I know the things I’m prone to write about and most of it is of a spiritual nature. So that’s the first warning. If words like God, Jesus, Spirit, Religion, Bible, Faith, or Prayer are offensive to you, don’t bother reading this blog. You’ve been alerted to the content. Would you rent a porno movie just so you can criticize it saying “this is disgusting, I can’t see how anyone can watch this!” No, you’d simply refuse to view it. Now, you may walk past an advertisement for it and can’t help but notice the cover, but the option remains yours to watch it or not. The same applies here. I can’t control if someone shares the link and it shows up in your newsfeed, but it’s a link that you do not have to open. And the title reminds you that you can indeed go away, because I’m naked. For those who’ve enjoyed my writing over the years, I’m thankful and hope you find more to relish, but please know that I’m writing out of the need to write and organize my thoughts, I’m not writing to you. I’m not trying to persuade you to believe the things I hold dear, but you’re welcome to see who I am. Be warned that you may be offended because there are no boundaries here but my own. If anyone needs further warning, I’m more than happy to provide this disclaimer.

  • I will declare my love for Jesus Christ, if that offends you…GO AWAY, I’M NAKED!
  • I will declare my love for Bible reading and what I get out of it, if that offends you…GO AWAY, I’M NAKED!
  • I will write about my prayer life, if that offends you…GO AWAY, I’M NAKED!
  • I will share actual journal entries and prayers, if that offends you…GO AWAY, I’M NAKED!
  • I will write about my fulfilled view and even use the “P” word, if that offends you… GO AWAY, I’M NAKED!
  • I will write about my past in the Watchtower Society, if that offends you…GO AWAY, I’M NAKED!
  • I will write about experiences in the counter cult ministry, if that offends you…GO AWAY, I’M NAKED!
  • I will share my humor in various forms, if that offends you…GO AWAY, I’M NAKED!
  • I will share my love for kayaking and camping, if that offends you…GO AWAY, I’M NAKED!
  • I will share my love for skinny dipping, I KNOW that will offend you…GO AWAY, I’M NAKED!
  • I will share entries from other venues in which I’ve written, if that offends you…GO AWAY, I’M NAKED!
  • I may end up writing about my dog, my family, the unique house my husband built, if that offends you…GO AWAY, I’M NAKED!
  • I may end up posting pictures of my artwork or creative ideas that float around, if that offends you…GO AWAY, I’M NAKED!
  • I may end up being me, and of course that attracts as many as it offends. But that is the call of each of us. You be you, I’ll be me.
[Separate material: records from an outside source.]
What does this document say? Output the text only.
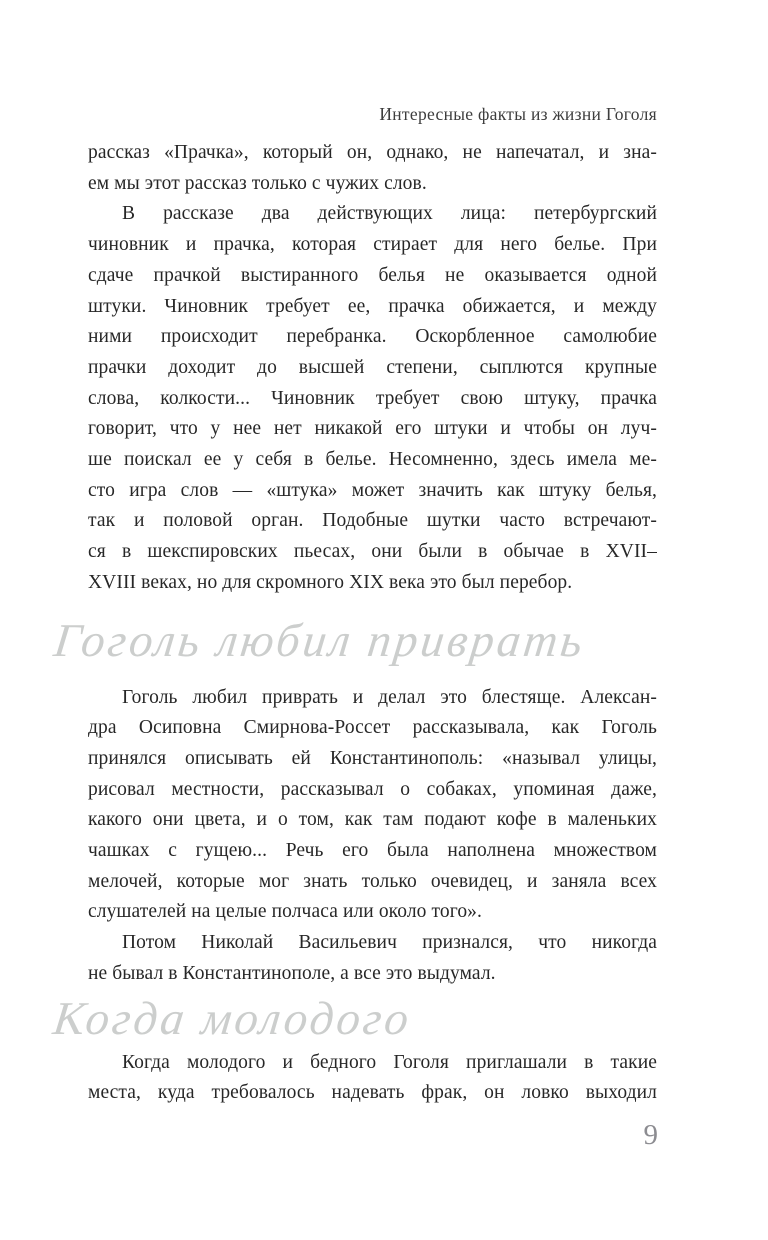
Интересные факты из жизни Гоголя
рассказ «Прачка», который он, однако, не напечатал, и зна-
ем мы этот рассказ только с чужих слов.
В рассказе два действующих лица: петербургский
чиновник и прачка, которая стирает для него белье. При
сдаче прачкой выстиранного белья не оказывается одной
штуки. Чиновник требует ее, прачка обижается, и между
ними происходит перебранка. Оскорбленное самолюбие
прачки доходит до высшей степени, сыплются крупные
слова, колкости... Чиновник требует свою штуку, прачка
говорит, что у нее нет никакой его штуки и чтобы он луч-
ше поискал ее у себя в белье. Несомненно, здесь имела ме-
сто игра слов — «штука» может значить как штуку белья,
так и половой орган. Подобные шутки часто встречают-
ся в шекспировских пьесах, они были в обычае в XVII–
XVIII веках, но для скромного XIX века это был перебор.
Гоголь любил приврать
Гоголь любил приврать и делал это блестяще. Алексан-
дра Осиповна Смирнова-Россет рассказывала, как Гоголь
принялся описывать ей Константинополь: «называл улицы,
рисовал местности, рассказывал о собаках, упоминая даже,
какого они цвета, и о том, как там подают кофе в маленьких
чашках с гущею... Речь его была наполнена множеством
мелочей, которые мог знать только очевидец, и заняла всех
слушателей на целые полчаса или около того».
Потом Николай Васильевич признался, что никогда
не бывал в Константинополе, а все это выдумал.
Когда молодого
Когда молодого и бедного Гоголя приглашали в такие
места, куда требовалось надевать фрак, он ловко выходил
9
Knowing that because this blog is mine and mine alone I am not dishonoring anyone else by pushing the limitations set for their own blog. This baby’s mine and it comes with a warning: IF Ya Don’t Wanna See It…GO AWAY, I’M NAKED!

I am thankful for the people that have allowed me to unveil my thoughts on their blogs and am indebted to the readers who’ve encouraged me to continue writing because they like what they see. Some have told me that I put into words the thoughts of their heart. I consider that a gift from our Creator, how dare I keep it hidden for the sake of a few critics? Every gift is meant to be shared and I am blessed when others share their gifts with me. I trust a few will subscribe and be blessed. It is, after all, intended to be shared. However, if I succeed in offending enough people, then this blog will have served it’s grander purpose of not needing to be read by anyone but an audience of One, for God is the only one who isn’t offended when we dare to share who we are becoming. For all are naked before Him (Hebrews 4:13).